Große Handelsketten bieten dann eine Vielzahl an Aktionen und Sonderangeboten sowie neuen Produkten. Letztere sind oft mit dem V-Label gekennzeichnet, einer international geschützten Marke für vegetarische und vegane Produkte und Dienstleistungen. Dies heißt jedoch nicht, dass auch die Verpackung vegan ist. Dazu müsste im gesamten Herstellungsverfahren auf tierische Produkte und entsprechende Bestandteile verzichtet werden. Dass dies nicht selbstverständlich ist, erklärt der Fachgroßhändler Igepa am Beispiel von Kartons: Hier werde die Oberfläche des Fasermaterials Holz meist geleimt – etwa, um die Nassfestigkeit zu erhöhen oder das Papier leicht einzufärben. Der Leim aber kann ein tierisches Produkt sein, wenn – was oft der Fall ist – Gelatine, Kasein oder Glutin, also Knochenleim aus tierischen Abfallprodukten zur Herstellung verwendet werden.

Pionier veganer Verpackung

Als Pionier veganer Verpackungen kann Heinrich Buhl bezeichnet werden. Bereits 2015 hat das Verpackungsunternehmen vegane Faltschachteln, Produktkarten oder Blisterkarten hergestellt: Vegane Produkte wie zum Beispiel Naturkosmetik, Haarbürsten, Zahngel und Vitamintabletten sollten auch in veganen Verpackungen zum Kunden kommen, weshalb hier Klebstoffe verwendet wurden, die frei von Glutin und Kasein waren.

„Das Thema vegane Verpackungen war ein Testballon von uns, ob es Bedarf in dem Markt gibt“, sagt Geschäftsführer Henning Buhl.
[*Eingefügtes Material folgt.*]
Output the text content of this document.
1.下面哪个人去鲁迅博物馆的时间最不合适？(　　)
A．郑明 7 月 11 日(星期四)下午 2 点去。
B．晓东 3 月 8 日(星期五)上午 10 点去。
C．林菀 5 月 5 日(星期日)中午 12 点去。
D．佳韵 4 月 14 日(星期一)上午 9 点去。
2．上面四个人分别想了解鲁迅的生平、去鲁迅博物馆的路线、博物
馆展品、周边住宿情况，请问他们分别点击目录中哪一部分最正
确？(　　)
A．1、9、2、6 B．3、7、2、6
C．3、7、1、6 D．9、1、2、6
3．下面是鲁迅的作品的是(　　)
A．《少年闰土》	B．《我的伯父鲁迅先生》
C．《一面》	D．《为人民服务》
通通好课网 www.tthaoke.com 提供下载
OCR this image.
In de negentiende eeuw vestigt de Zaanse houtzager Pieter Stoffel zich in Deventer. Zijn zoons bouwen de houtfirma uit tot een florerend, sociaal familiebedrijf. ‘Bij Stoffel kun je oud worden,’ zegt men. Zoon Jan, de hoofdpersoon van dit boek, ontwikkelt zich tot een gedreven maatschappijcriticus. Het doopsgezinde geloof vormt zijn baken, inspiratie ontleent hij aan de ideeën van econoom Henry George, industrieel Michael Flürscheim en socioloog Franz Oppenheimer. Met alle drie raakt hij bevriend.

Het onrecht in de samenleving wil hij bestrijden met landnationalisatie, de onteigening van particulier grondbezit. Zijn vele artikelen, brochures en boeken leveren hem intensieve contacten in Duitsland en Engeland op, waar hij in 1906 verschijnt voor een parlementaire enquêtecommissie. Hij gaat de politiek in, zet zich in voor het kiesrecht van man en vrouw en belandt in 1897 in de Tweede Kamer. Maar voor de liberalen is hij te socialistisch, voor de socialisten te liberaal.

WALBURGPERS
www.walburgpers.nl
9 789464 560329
Grundsätzlich müsse für die Herstellung von veganen Verpackungen nur die Rohstofflinie nach den entsprechenden Substanzen und Bestätigungen abgefragt werden.

Das sei somit kein „Hexenwerk“. 2015 habe der Markt im Segment Non-Food jedoch noch kein Interesse gehabt. Heute verfolge Heinrich Buhl das Thema nur noch bei konkreten Anfragen. „Ich denke, im Bereich Food, Kosmetik und Pharma ist der Bedarf deutlich höher. Diese Segmente beliefern wir jedoch wegen der rechtlichen Anforderungen bewusst nicht.“

Seit Lizenzierung des ersten veganen Produktes im Jahr 1990 hat The Vegan Society 65.000 Vegan Trademarks vergeben. Eine Verpackung wurde jedoch erstmals im April 2022 entsprechend etikettiert. Lizenznehmer war Smurfit Kappa. Das Verpackungsunternehmen hat die Kriterien für seine veganen Verpackungen klar definiert. Demnach müssen alle Produkte mit dem Vegan Trademark unter Verwendung von Papier, Leim, Stärke und Druckfarben hergestellt werden, die alle von umweltbewussten Lieferanten stammen und frei von tierischen Produkten sind. Bislang, so Smurfit Kappa, sei die Resonanz dürftig. „Viele Unternehmen bemühen sich, Produkte herzustellen, die von der Vegan Society als vegan zertifiziert sind, verpacken diese dann aber in Kartons und Beuteln, die nicht denselben Richtlinien entsprechen.“

Sealed Air hat als zweites Unternehmen Verpackungen als vegan zertifizieren lassen: Das Sealappeal-Sortiment der Marke Cryovac erhielt im September 2022 von der Vegan Society das Prädikat, die entsprechende Lizenzierung der Vakuum-Skin-Verpackungen der Marke Cryovac Darfresh soll folgen.

Eine Preisfrage?

Das 2015 entwickelte Sealappeal-Sortiment enthält keine tierischen Derivate undbietet nach Angaben des Unternehmens PETHochbarrierefolien für alternative Proteine. Frédérique Brement, Marketing Communications Manager Germany bei Sealed Air, erklärt, dass sich bei Verpackungen tierische Derivate in Polymeradditiven befinden können. „Aus diesem Grund ist die Veganverträglichkeit in unseren Anforderungen verankert und wird daher bei der Auswahl unserer Kunststofflieferanten berücksichtigt.“

Sealed Air wolle einen Teil der bestehenden Rezepturen, etwa bei Schalenabdeckfolien, auf vegane Kompatibilität umstellen. Inwiefern sich durch die Anpassung auf die anspruchsvollen veganen Kriterien auch die Kosten der Verpackungen erhöhen, wollte Brement nicht konkretisieren, räumte aber ein: „Materialien ohne tierische Derivate können teurer sein als Standardpolymere.